Teton County will soon lower its concealed weapons permit fee, the highest charge for the gun license among Idaho’s 44 counties.
In a call with IdahoReporter.com Thursday, Mitch Golden, an administrator in the sheriff’s office, said his county will soon cut the $115 first-time permit fee by a significant amount.
“We are in the process of getting that number changed,” Golden said. “I don’t have the figure in front of me at the moment.
He hinted, though, the fee could drop to somewhere between $60 and $70.

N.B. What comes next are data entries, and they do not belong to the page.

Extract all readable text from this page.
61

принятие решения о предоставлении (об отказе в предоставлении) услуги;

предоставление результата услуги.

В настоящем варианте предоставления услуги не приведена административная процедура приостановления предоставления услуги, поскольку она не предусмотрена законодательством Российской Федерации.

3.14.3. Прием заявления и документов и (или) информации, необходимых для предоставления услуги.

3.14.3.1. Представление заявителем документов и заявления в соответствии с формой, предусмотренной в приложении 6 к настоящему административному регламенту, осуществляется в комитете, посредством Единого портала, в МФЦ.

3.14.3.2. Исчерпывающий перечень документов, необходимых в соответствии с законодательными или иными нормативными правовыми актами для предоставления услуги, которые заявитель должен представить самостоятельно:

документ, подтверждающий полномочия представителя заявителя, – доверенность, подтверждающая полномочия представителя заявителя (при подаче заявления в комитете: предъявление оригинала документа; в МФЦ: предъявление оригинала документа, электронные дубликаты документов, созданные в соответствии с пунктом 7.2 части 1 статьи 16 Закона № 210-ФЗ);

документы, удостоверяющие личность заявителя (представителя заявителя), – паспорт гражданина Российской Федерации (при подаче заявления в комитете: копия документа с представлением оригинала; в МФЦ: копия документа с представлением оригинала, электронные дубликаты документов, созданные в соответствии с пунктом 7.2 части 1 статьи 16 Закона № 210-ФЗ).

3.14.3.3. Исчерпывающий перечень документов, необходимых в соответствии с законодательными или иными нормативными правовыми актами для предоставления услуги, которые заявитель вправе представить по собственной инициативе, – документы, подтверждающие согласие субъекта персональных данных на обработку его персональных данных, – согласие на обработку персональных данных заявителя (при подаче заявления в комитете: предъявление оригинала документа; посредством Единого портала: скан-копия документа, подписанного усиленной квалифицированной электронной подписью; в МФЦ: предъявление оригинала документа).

That number would come closer to matching other eastern Idaho counties for permit charges. Just 96 miles away, concealed weapons permit applicants pay just $62 for the background check and identification card in Bannock County.
Permit costs vary wildly across the state. Permit-seekers in Bonner County in Idaho’s Panhandle pay $87 for their first-time licenses. Gem County charges $93 for first-timers.

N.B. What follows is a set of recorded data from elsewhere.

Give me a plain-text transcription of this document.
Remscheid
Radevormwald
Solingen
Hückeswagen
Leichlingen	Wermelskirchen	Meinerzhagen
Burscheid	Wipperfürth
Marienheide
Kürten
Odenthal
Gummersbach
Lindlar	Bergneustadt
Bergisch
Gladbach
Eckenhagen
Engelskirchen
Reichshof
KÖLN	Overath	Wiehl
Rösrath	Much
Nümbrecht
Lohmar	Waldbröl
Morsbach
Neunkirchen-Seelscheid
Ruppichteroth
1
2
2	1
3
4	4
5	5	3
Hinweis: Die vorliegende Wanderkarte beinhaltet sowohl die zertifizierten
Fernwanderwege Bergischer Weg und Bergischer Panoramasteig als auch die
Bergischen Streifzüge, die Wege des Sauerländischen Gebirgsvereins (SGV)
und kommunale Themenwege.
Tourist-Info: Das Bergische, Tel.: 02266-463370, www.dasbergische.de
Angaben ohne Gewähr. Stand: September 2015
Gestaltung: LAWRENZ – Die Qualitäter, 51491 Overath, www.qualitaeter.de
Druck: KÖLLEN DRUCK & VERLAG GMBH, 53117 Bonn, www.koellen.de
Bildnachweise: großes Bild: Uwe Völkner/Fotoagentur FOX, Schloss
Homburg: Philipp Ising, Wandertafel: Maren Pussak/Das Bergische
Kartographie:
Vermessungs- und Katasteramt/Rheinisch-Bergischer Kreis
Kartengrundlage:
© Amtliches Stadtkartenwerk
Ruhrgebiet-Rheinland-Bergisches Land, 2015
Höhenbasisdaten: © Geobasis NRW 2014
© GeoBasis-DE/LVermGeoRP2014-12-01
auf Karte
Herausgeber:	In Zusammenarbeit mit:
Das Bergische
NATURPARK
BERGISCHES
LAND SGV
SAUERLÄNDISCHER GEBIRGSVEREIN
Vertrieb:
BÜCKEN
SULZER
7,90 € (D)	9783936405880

Golden said a concealed weapons reform law passed earlier this year spurred the drop in Teton’s fee. That bill limited counties to a $20 fee plus actual costs of background checks and fingerprinting for first-time applicants and $15 plus expenses for renewals.

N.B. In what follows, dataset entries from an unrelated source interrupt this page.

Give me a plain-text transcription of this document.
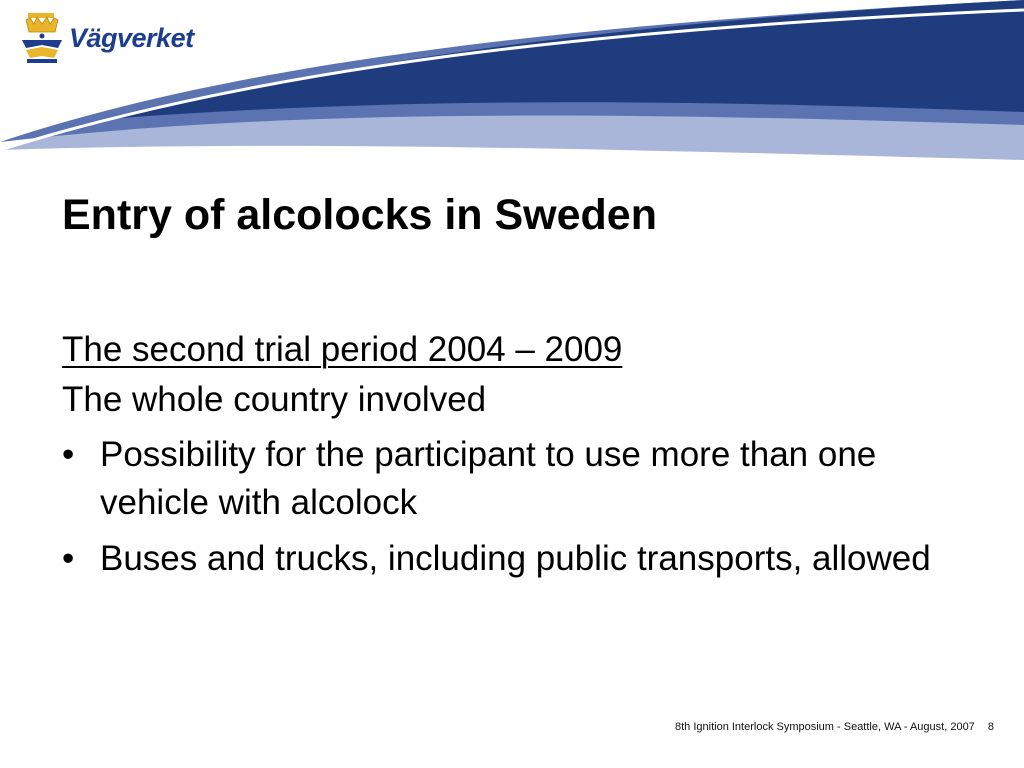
Vägverket
Entry of alcolocks in Sweden

The second trial period 2004 – 2009

The whole country involved

• Possibility for the participant to use more than one vehicle with alcolock
• Buses and trucks, including public transports, allowed
8th Ignition Interlock Symposium - Seattle, WA - August, 2007 8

That law took effect July 1. Teton County has yet to comply with it.
Golden said the permit money funded fingerprinting systems, including maintenance and warranties. Teton boasts a digital fingerprint system, which Golden characterized as unique in the eastern Idaho region.
Cutting the fee, he added, might hamper the agency’s ability to keep up with system maintenance.
Greg Pruett, founder and president of Idaho Second Amendment Alliance, knocked Teton County for its slow compliance with state law.
“We are pleased to hear that the Teton County Sheriff will finally lower their costs,” Pruett said. “There was no justification for such high prices especially since the new law took effect a month ago.”
Pruett sponsored legislation to eliminate required permitting for concealed weapons carriers this year, but Idaho House leadership declined to allow the bill a hearing.
Pruett, working with the Idaho Freedom Foundation, exposed the wildly varying permit prices in a video released two weeks ago. KIFI Local News 8 in Idaho Falls picked up the story after Pruett released his findings.
Though he sees this as a small victory for personal rights, the ISAA president said Thursday he wants to push for more.
“I still wonder why the government think it can charge Idahoans to exercise their rights,” he said.
Pruett may sponsor optional concealed permitting in the 2016 legislative session.